Così come abbiamo fatto recentemente riguardo al tema degli ormoni, oggi vogliamo sdoganare la falsa credenza secondo la quale la carne di pollo che portiamo sulle nostre tavole è piena di antibiotici. Questa è una delle fake news che più circola tra la popolazione. Infatti, nonostante il pollo sia apprezzato da più di 46 milioni di Italiani, pregiudizi e dubbi resistono, mettendo in discussione la sicurezza e la genuinità di questo prodotto.
Dagli ultimi dati Doxa emerge che ben il 74% della popolazione crede tutt’ora che nella carne di pollo ci siano residui di antibiotici utilizzati sia a scopo preventivo che come acceleratori della crescita.
Non è vero! Facciamo un po’ di chiarezza. Così come per gli umani, anche nel caso degli animali, la somministrazione di farmaci e di antibiotici negli allevamenti avicoli è legata elusivamente alla presenza di una malattia conclamata ed avviene sotto la responsabilità e il controllo del veterinario. Inoltre, dal 2006 in Europa è stata ufficialmente vietata questa pratica: utilizzare gli antibiotici per velocizzare la crescita degli animali non è consentito.
Da cosa è garantito il corretto uso dei farmaci negli animali?

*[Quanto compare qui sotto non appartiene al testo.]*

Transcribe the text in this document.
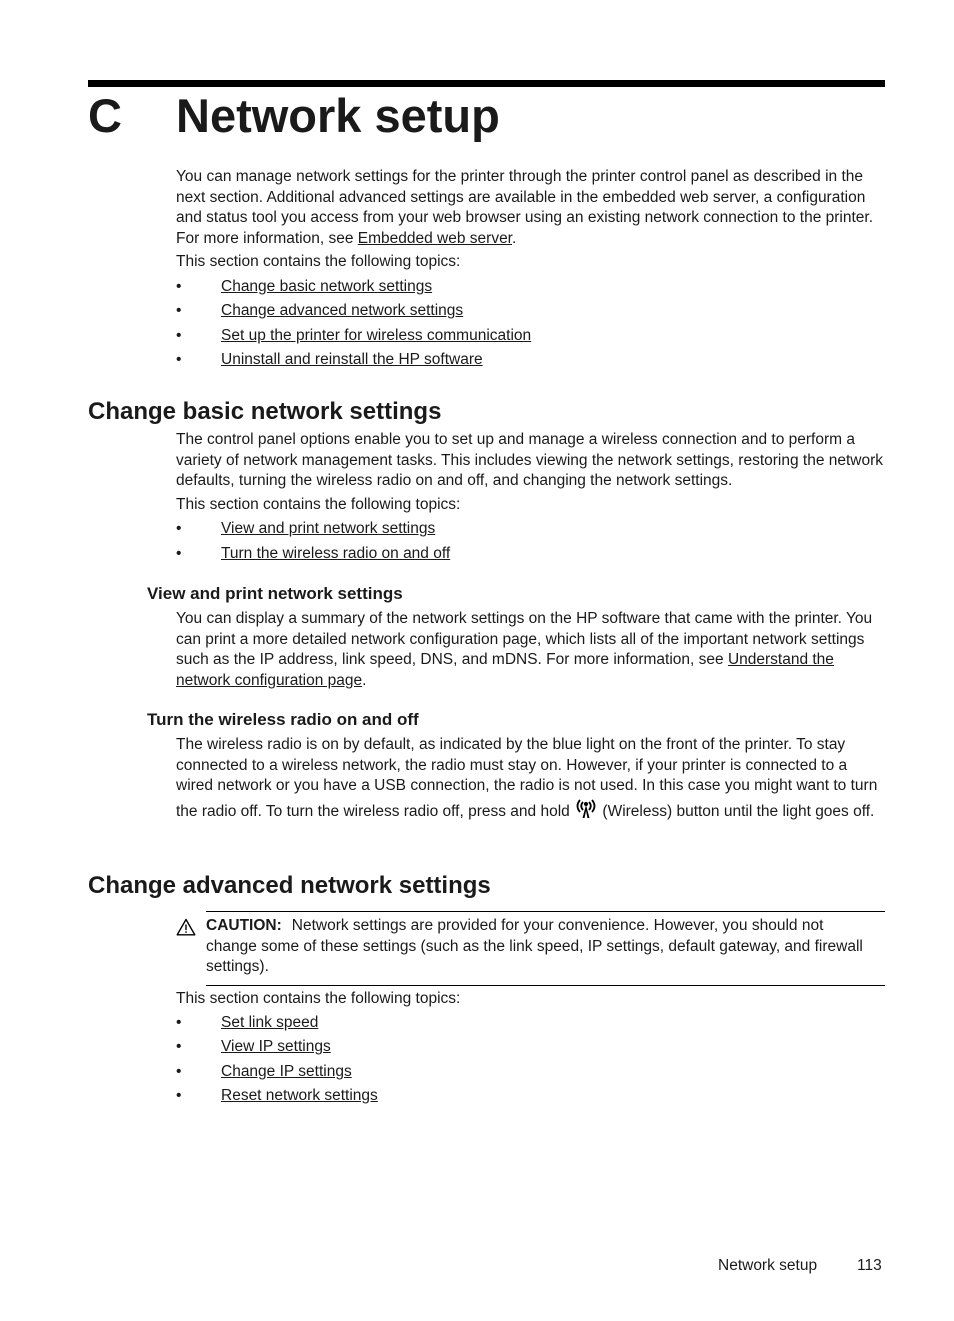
C Network setup
You can manage network settings for the printer through the printer control panel as described in the next section. Additional advanced settings are available in the embedded web server, a configuration and status tool you access from your web browser using an existing network connection to the printer. For more information, see Embedded web server.
This section contains the following topics:
•	Change basic network settings
•	Change advanced network settings
•	Set up the printer for wireless communication
•	Uninstall and reinstall the HP software
Change basic network settings
The control panel options enable you to set up and manage a wireless connection and to perform a variety of network management tasks. This includes viewing the network settings, restoring the network defaults, turning the wireless radio on and off, and changing the network settings.
This section contains the following topics:
•	View and print network settings
•	Turn the wireless radio on and off
View and print network settings
You can display a summary of the network settings on the HP software that came with the printer. You can print a more detailed network configuration page, which lists all of the important network settings such as the IP address, link speed, DNS, and mDNS. For more information, see Understand the network configuration page.
Turn the wireless radio on and off
The wireless radio is on by default, as indicated by the blue light on the front of the printer. To stay connected to a wireless network, the radio must stay on. However, if your printer is connected to a wired network or you have a USB connection, the radio is not used. In this case you might want to turn the radio off. To turn the wireless radio off, press and hold (Wireless) button until the light goes off.
Change advanced network settings
CAUTION: Network settings are provided for your convenience. However, you should not change some of these settings (such as the link speed, IP settings, default gateway, and firewall settings).
This section contains the following topics:
•	Set link speed
•	View IP settings
•	Change IP settings
•	Reset network settings
Network setup	113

Il Piano volontario sull’uso responsabile del farmaco e la lotta all’antibiotico resistenza è il più importante intervento organico di riduzione e razionalizzazione del farmaco in ambito zootecnico in Italia, ratificato anche dal Ministero della Salute. Varato nel 2013 su base volontaria, è un esempio di come le aziende avicole italiane stiano compiendo grandi passi verso una filiera sempre più virtuosa. L’obiettivo del piano era di ridurre del 15% (rispetto al dato del 2011) l’uso totale di antibiotici entro il 2015, e di arrivare a meno 40% nel 2018. Il traguardo è stato raggiunto con 3 anni d’anticipo, ottenendo ad oggi una riduzione di oltre il 90% nella carne di pollo.
Come possiamo essere certi che la carne che portiamo in tavola sia sicura al 100%?

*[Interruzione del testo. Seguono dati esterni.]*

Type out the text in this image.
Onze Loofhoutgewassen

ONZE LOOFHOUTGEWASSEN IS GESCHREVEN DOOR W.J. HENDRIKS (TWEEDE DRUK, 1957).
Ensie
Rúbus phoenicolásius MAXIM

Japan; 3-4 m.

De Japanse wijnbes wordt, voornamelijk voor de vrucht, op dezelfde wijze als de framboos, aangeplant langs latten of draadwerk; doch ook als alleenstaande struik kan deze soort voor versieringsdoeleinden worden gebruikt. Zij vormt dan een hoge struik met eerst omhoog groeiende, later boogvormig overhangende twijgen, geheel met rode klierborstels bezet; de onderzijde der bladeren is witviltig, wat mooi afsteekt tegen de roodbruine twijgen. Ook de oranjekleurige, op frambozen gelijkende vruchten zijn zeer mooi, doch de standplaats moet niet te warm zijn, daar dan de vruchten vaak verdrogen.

Il Piano Nazionale Residui (PNR) è un programma di sorveglianza e di monitoraggio attuato dal Ministero della Salute e da altre Istituzioni, come per esempio ASL e Istituiti Zooprofilattici. Ha lo scopo di verificare l’assenza di sostanze indesiderate nei prodotti di origine animale e quindi anche di controllare la somministrazione degli antibiotici.

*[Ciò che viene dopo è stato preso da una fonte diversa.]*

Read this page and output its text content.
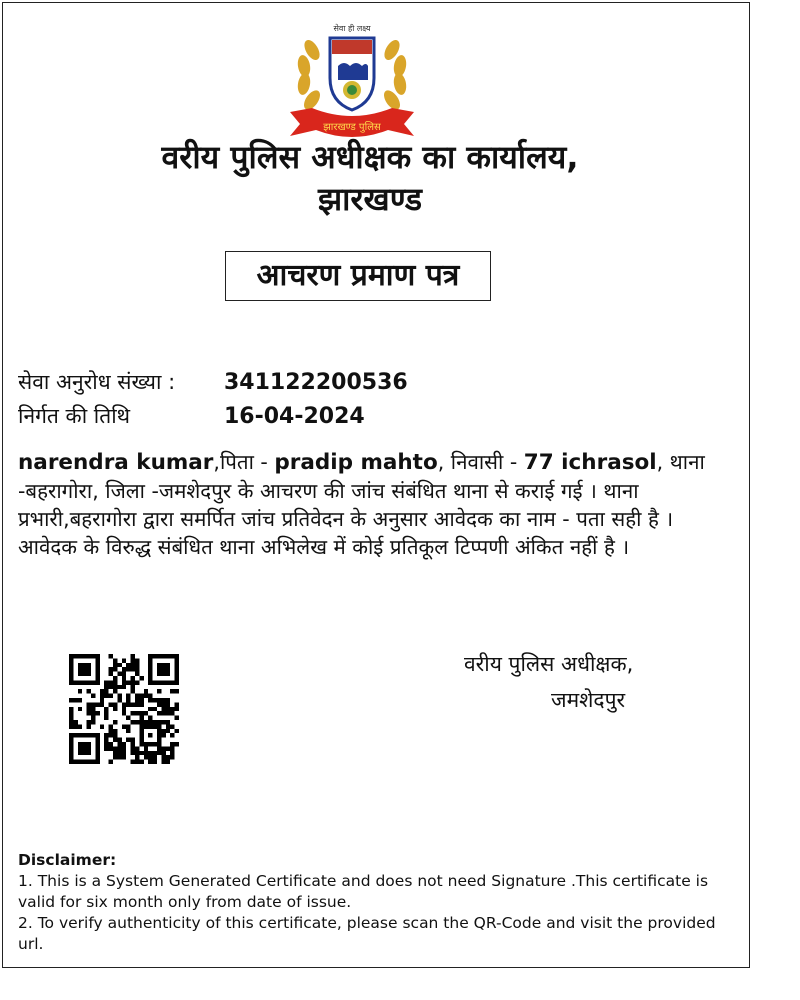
सेवा ही लक्ष्य
झारखण्ड पुलिस
वरीय पुलिस अधीक्षक का कार्यालय,
झारखण्ड
आचरण प्रमाण पत्र
सेवा अनुरोध संख्या : 341122200536
निर्गत की तिथि	16-04-2024
narendra kumar,पिता - pradip mahto, निवासी - 77 ichrasol, थाना -बहरागोरा, जिला -जमशेदपुर के आचरण की जांच संबंधित थाना से कराई गई । थाना प्रभारी,बहरागोरा द्वारा समर्पित जांच प्रतिवेदन के अनुसार आवेदक का नाम - पता सही है । आवेदक के विरुद्ध संबंधित थाना अभिलेख में कोई प्रतिकूल टिप्पणी अंकित नहीं है ।
वरीय पुलिस अधीक्षक,
जमशेदपुर
Disclaimer:
1. This is a System Generated Certificate and does not need Signature .This certificate is valid for six month only from date of issue.
2. To verify authenticity of this certificate, please scan the QR-Code and visit the provided url.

Anche in questo caso i risultati sono un’ulteriore conferma del rispetto normativo e delle buone pratiche adottate dalla filiera avicola: l’obiettivo di non mettere antibiotici nel piatto è pienamente conseguito, lo sostengono i controlli effettuati quotidianamente da oltre 5.000 veterinari pubblici (ASL) e dagli altri organi di controllo del Ministero della Salute.
Nel caso in cui gli antibiotici fossero necessari per il benessere dell’animale, prima del processo di trasformazione, deve essere rispettato il periodo di sospensione. Questa finestra temporale è il tempo stabilito per legge tra l’ultima somministrazione e la commercializzazione della carne. In questo modo il farmaco viene smaltito naturalmente dall’organismo dell’animale e la carne che portiamo in tavola non contiene alcuna traccia di medicinale ed è sicura al 100%.